|ein| BLUE

3.4K 198 9
                                    

ditulis oleh Rafeni
diedit oleh Venusyura


1. Blue : Ghali Lazuardi


          Satu hal yang gue benci adalah harus bangun sepagi ini di hari Minggu. Oh, ayolah, minggu itu adalah hari dimana lo bisa tidur sesuka lo tanpa takut telat masuk sekolah. Dan ya, gue suka hari minggu.

Melalui bulu mata gue yang mulai terbuka, gue melihat siluet tubuh seseorang yang langsing memakai rok. Dia berdiri di depan jendela kaca yang gordennya telah terbuka. Sinar matahari langsung menusuk masuk ke mata gue, membuat gue mengernyit.

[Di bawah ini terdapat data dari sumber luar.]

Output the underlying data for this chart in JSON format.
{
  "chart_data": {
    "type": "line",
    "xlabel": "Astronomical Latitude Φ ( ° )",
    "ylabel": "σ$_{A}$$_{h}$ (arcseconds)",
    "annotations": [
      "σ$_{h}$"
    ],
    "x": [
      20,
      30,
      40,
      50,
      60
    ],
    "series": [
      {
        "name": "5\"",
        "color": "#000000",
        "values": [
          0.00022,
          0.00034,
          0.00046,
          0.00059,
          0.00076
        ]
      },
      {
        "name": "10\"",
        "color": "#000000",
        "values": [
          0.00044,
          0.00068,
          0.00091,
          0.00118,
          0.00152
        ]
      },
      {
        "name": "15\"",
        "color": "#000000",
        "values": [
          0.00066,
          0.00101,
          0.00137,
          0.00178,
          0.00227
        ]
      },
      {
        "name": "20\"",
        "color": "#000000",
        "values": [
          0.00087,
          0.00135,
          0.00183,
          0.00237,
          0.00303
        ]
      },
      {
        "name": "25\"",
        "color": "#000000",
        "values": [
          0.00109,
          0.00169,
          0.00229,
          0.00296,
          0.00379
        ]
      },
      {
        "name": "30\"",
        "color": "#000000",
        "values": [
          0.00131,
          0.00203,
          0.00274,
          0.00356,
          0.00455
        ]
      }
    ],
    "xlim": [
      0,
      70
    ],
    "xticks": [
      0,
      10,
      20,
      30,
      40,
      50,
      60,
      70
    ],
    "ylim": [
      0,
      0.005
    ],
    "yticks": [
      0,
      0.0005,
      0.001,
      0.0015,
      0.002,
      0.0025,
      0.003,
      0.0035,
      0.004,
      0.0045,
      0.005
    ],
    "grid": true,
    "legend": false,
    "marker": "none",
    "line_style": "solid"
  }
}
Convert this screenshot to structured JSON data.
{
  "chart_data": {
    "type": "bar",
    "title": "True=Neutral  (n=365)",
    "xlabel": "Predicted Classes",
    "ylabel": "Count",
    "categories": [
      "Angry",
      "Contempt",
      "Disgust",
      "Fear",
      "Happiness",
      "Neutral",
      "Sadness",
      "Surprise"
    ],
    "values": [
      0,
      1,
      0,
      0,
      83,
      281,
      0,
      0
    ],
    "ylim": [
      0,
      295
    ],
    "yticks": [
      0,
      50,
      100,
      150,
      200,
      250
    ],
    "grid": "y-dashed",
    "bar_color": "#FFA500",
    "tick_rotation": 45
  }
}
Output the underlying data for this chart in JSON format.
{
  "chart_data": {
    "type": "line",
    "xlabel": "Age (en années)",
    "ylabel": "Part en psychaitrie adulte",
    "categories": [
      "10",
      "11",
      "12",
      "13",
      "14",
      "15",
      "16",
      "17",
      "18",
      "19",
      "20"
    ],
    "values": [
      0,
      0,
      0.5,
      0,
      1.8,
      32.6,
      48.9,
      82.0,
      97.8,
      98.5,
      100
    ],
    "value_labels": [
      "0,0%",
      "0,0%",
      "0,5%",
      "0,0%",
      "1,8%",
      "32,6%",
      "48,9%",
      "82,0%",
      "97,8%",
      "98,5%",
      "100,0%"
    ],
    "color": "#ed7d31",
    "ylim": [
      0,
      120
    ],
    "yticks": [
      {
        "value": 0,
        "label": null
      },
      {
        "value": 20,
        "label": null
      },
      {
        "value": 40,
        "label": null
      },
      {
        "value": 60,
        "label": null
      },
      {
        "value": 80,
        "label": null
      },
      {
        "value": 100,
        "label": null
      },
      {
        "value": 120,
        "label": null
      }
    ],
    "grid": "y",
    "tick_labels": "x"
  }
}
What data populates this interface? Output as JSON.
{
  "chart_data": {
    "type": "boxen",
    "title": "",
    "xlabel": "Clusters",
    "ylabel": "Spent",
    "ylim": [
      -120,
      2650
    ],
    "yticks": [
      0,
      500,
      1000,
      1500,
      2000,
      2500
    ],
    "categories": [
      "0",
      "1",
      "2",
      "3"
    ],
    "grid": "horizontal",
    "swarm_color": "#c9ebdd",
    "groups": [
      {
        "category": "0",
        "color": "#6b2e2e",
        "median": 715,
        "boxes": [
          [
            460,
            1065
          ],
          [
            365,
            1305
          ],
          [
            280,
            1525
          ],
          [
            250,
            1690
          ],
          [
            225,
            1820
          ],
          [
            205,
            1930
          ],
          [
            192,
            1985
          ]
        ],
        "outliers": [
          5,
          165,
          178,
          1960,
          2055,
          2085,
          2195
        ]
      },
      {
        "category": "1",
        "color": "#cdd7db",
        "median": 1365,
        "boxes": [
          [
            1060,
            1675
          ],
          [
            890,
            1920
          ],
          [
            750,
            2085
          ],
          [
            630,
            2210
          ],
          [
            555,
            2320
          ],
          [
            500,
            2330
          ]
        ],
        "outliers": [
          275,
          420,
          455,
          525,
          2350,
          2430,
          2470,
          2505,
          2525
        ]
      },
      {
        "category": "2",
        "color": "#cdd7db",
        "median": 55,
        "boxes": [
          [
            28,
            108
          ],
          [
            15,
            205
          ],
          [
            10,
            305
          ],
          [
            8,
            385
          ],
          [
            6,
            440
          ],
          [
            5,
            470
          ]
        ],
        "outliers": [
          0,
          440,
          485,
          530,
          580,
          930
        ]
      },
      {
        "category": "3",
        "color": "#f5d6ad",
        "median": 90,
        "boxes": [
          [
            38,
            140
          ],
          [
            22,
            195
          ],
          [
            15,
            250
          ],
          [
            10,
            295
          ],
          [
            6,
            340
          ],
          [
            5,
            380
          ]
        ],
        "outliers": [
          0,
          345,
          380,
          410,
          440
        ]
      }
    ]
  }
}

“Oh, Ma, ini masih pagi,” keluh gue saat menyadari sosok di depan jendela sana. Ya, dia adalah wanita yang sudah mengandungku selama tujuh bulan. Bukan sembilan bulan, karena gue lahir prematur.

Mama duduk di kasur. Dia menurunkan selimut yang dinaikkan untuk menutupi seluruh tubuhku. Terjadi tarik-tarikan selimut beberapa saat, hingga akhirnya gue mengalah. Gue bangun dengan menyadarkan punggung ke kepala kasur.

Gue melirik jam yang berada di atas nakas. 07.00. Gue mengerang sambil mengacak-acakan rambut. Gue beri tatapan kesal kepada wanita di depan gue yang tampak tersenyum bangga karena berhasil membuat gue bangun juga.

“Sekarang sebut apa keinginan Mama,” ucapku to the point.

Gue melihat Mama tersenyum geli.
“Jangan bilang enggak ada apa-apa, ya,” tambah gue judes.

Mama menatap gue yang sekali lagi mengacak rambut. Tiba-tiba Mama mengatakan, “Kamu sexy.”

Kalau gue lagi minum, pasti gue akan menyemburkan airnya. Untungnya hal itu tidak terjadi. Gue malah menatap Mama syok.

Mama seketika itu juga tertawa. Gue makin menatap Mama aneh.

Gue enggak habis mikir, bagaimana Papa bisa tahan dengan sikap Mama. Mama itu bisa dibilang agak aneh. Bukan maksud gue untuk durhaka sudah mengatakannya hal semacam itu. Tapi, jika saja lo tahu sikap asli Mama. Pasti lo akan sependapat dengan gue.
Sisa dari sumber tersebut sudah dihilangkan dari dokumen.